Interestingly, a lot of people bitch non-stop about the mechanical reliability of the MDRx. I'm here to say mine is rediculously reliable, and I would trust my life to it as much as most anything, it's been that good. Curiously, I have found that bolt-lock is less reliable with I run S&B 6.5 CM brass. My theory is that S&B I've found is known stiff as Hell, and as such, sucks up more energy scissoring into the ejection shoot, which is robbing me of just enough energy to prevent full bolt travel enough to lock. Though that's just a theory. Gun runs fine with any brass, just sometimes won't bolt-lock with that particular brass - same load as other brass.
Would I recommend an MDR? TBH, not really. It's far too heavy to be a 5.56 platform, and it's not really accurate enough to realize the benefit of being offerend in 6.5 CM.

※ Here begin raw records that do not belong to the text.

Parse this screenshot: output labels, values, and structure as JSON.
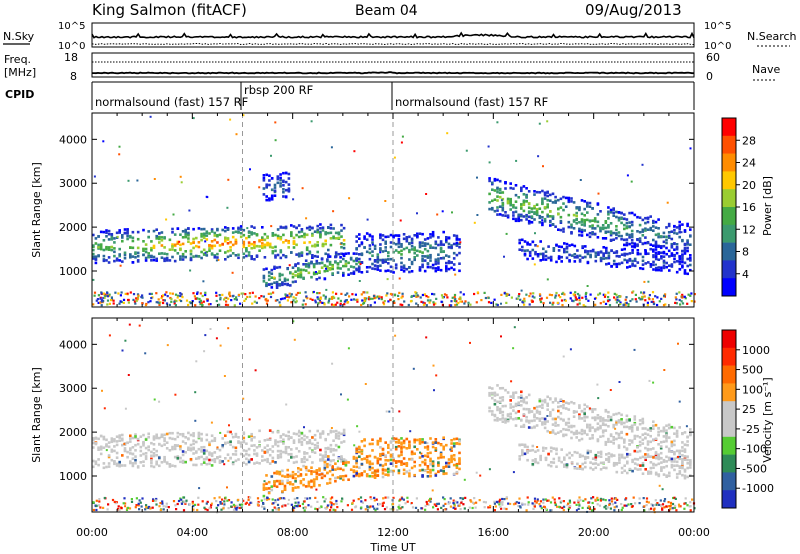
{
  "header": {
    "station": "King Salmon (fitACF)",
    "beam": "Beam 04",
    "date": "09/Aug/2013"
  },
  "strip_labels": {
    "nsky": "N.Sky",
    "nsearch": "N.Search",
    "freq_line1": "Freq.",
    "freq_line2": "[MHz]",
    "nave": "Nave",
    "cpid": "CPID",
    "noise_ticks_left": [
      "10^5",
      "10^0"
    ],
    "noise_ticks_right": [
      "10^5",
      "10^0"
    ],
    "freq_ticks": [
      "18",
      "8"
    ],
    "nave_ticks": [
      "60",
      "0"
    ]
  },
  "cpid_segments": [
    {
      "label": "normalsound (fast) 157 RF",
      "start_hour": 0
    },
    {
      "label": "rbsp 200 RF",
      "start_hour": 6
    },
    {
      "label": "normalsound (fast) 157 RF",
      "start_hour": 12
    }
  ],
  "x_axis": {
    "label": "Time UT",
    "range_hours": [
      0,
      24
    ],
    "ticks": [
      {
        "h": 0,
        "label": "00:00"
      },
      {
        "h": 4,
        "label": "04:00"
      },
      {
        "h": 8,
        "label": "08:00"
      },
      {
        "h": 12,
        "label": "12:00"
      },
      {
        "h": 16,
        "label": "16:00"
      },
      {
        "h": 20,
        "label": "20:00"
      },
      {
        "h": 24,
        "label": "00:00"
      }
    ]
  },
  "dashed_times_hours": [
    6,
    12
  ],
  "chart_data": [
    {
      "type": "heatmap",
      "name": "power",
      "ylabel": "Slant Range [km]",
      "ylim": [
        180,
        4600
      ],
      "y_ticks": [
        1000,
        2000,
        3000,
        4000
      ],
      "colorbar": {
        "label": "Power [dB]",
        "range": [
          0,
          32
        ],
        "ticks": [
          "4",
          "8",
          "12",
          "16",
          "20",
          "24",
          "28"
        ],
        "colors": [
          "#0000ff",
          "#2233cc",
          "#2a6699",
          "#3b9a6e",
          "#44aa44",
          "#9acd32",
          "#ffc800",
          "#ff8c00",
          "#ff5000",
          "#ff0000"
        ]
      },
      "bands": [
        {
          "t0": 0.0,
          "t1": 10.0,
          "r_center_start": 1550,
          "r_center_end": 1700,
          "width": 380,
          "level_start": 0.45,
          "level_peak": 0.85,
          "level_end": 0.6
        },
        {
          "t0": 6.8,
          "t1": 10.6,
          "r_center_start": 800,
          "r_center_end": 1200,
          "width": 260,
          "level_start": 0.35,
          "level_peak": 0.65,
          "level_end": 0.4
        },
        {
          "t0": 10.5,
          "t1": 14.6,
          "r_center_start": 1400,
          "r_center_end": 1450,
          "width": 450,
          "level_start": 0.25,
          "level_peak": 0.45,
          "level_end": 0.25
        },
        {
          "t0": 15.8,
          "t1": 23.8,
          "r_center_start": 2700,
          "r_center_end": 1650,
          "width": 420,
          "level_start": 0.55,
          "level_peak": 0.5,
          "level_end": 0.2
        },
        {
          "t0": 17.0,
          "t1": 23.8,
          "r_center_start": 1500,
          "r_center_end": 1150,
          "width": 220,
          "level_start": 0.2,
          "level_peak": 0.25,
          "level_end": 0.15
        },
        {
          "t0": 6.8,
          "t1": 7.8,
          "r_center_start": 2900,
          "r_center_end": 2950,
          "width": 300,
          "level_start": 0.2,
          "level_peak": 0.3,
          "level_end": 0.2
        }
      ]
    },
    {
      "type": "heatmap",
      "name": "velocity",
      "ylabel": "Slant Range [km]",
      "ylim": [
        180,
        4600
      ],
      "y_ticks": [
        1000,
        2000,
        3000,
        4000
      ],
      "colorbar": {
        "label": "Velocity [m s⁻¹]",
        "ticks": [
          "1000",
          "500",
          "100",
          "25",
          "-25",
          "-100",
          "-500",
          "-1000"
        ],
        "colors": [
          "#2030c0",
          "#3060a0",
          "#2e8b57",
          "#55cc33",
          "#c8c8c8",
          "#c8c8c8",
          "#ff9a1a",
          "#ff6a00",
          "#ff2a00",
          "#ee0000"
        ]
      },
      "bands": [
        {
          "t0": 0.0,
          "t1": 10.0,
          "r_center_start": 1550,
          "r_center_end": 1700,
          "width": 380,
          "vclass": "gray"
        },
        {
          "t0": 6.8,
          "t1": 10.6,
          "r_center_start": 800,
          "r_center_end": 1200,
          "width": 260,
          "vclass": "orange"
        },
        {
          "t0": 10.5,
          "t1": 14.6,
          "r_center_start": 1400,
          "r_center_end": 1450,
          "width": 450,
          "vclass": "orange"
        },
        {
          "t0": 15.8,
          "t1": 23.8,
          "r_center_start": 2700,
          "r_center_end": 1650,
          "width": 420,
          "vclass": "gray"
        },
        {
          "t0": 17.0,
          "t1": 23.8,
          "r_center_start": 1500,
          "r_center_end": 1150,
          "width": 220,
          "vclass": "gray"
        }
      ]
    }
  ]
}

Am I going to sell the MDRx? Probably not, I actually quite enjoy shooting and running it. I've figured out how to make it accurate enough for what I like to do. And frankly, I'm a big 6.5mm diameter affectionato; and this is the one and only option for 6.5mm anything out there right now. Give me an RDB in 6.5Grendel, and I'll have my everything-Gun; but those don't exist, sadly. Weak 6.5CM ammo in the MDRx is about the same thing though (+2lb), and I can get 6.5 CM brass common as dirt.